Mission Statement
Cryptology studies the extent to which problems pertaining to security in the presence of malicious adversaries can be solved by means of data processing, and, where it applies, how this can be done efficiently.
For example, encryption schemes and digital signatures are used to construct private and authentic communication channels (``uni-lateral security,'' security against malicious outsiders). These are instrumental to secure Internet transactions and payments, mobile telephony and much more. Another example is secure computation, which in principle enables an arbitrary computation to be distributed among the processors in a network so that computations remain secret and are performed correctly, even if a certain quorum of the network is under full control by an adversary (``multi-lateral security,'' security among mutually distrusting parties or parties with conflicting interests). Besides being a versatile theoretical primitive, potential real-life applications are myriad and include secure cooperation in the absence of trust, auctions, privacy-protecting data-mining and-benchmarking. Notable examples that fit neither category include secure positioning and searching encrypted data.

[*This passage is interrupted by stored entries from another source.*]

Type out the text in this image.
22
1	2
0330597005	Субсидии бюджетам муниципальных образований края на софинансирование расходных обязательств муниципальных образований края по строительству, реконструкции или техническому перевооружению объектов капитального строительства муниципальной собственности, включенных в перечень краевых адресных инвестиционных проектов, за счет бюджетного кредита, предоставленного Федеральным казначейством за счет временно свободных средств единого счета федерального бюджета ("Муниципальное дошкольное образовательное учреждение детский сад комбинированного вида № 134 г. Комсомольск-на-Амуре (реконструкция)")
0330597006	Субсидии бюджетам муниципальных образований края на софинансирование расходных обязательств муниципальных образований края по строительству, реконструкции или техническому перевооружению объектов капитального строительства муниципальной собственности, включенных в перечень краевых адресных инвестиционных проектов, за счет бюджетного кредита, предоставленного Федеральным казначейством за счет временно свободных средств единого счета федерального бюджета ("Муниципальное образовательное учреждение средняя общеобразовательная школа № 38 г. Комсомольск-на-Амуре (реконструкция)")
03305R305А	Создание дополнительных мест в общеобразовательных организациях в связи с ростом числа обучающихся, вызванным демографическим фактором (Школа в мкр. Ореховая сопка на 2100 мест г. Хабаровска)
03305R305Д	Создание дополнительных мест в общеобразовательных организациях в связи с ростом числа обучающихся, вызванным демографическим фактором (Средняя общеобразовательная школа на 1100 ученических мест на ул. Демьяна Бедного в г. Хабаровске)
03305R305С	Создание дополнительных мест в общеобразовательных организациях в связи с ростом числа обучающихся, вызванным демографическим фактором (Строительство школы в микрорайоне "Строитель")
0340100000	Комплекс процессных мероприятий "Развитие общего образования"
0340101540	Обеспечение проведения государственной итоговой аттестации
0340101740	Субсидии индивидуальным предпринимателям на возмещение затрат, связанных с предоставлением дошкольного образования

The research in the Cryptology Group is driven partly by questions such as: How reliable are the cryptographic methods in use today, really? Can they be made more secure and/or more efficient? Which are possible (minimal) assumptions under which security can be provided? Post-quantum cryptography: what to do if and when life-size quantum computers come into existence, and, hence, today's standards for secure communication are rendered insecure? Can large-scale secure computations be made practical?
In search for answers to these questions, the research is organized around the following (partially overlapping) themes. First, communication security beyond the horizon: post-quantum security (crypto from geometry of numbers, information-theoretic methods), leakage-resilience and tamper-resistant cryptography. Second, theory: secure computation, composability, public key cryptography. Third, alternative models: quantum cryptography and -information theory, bounded storage model, noisy channels. Fourth, cryptanalysis and applications to information security: number-theoretic (number field sieve, elliptic curve discrete logarithms), hash-functions, security of public key infrastructures.
In addition, there is special focus on interplays with algebra, number theory, geometry, combinatorics, probability theory, complexity theory, formal methods, quantum physics and information theory, as advances in modern cryptology increasingly rely on deeper understanding of these interplays.
The CWI Cryptology Group was established on June 1, 2004. The group conducts fundamental and application-oriented research in cryptology and information security with a broad basis in mathematics and computer science.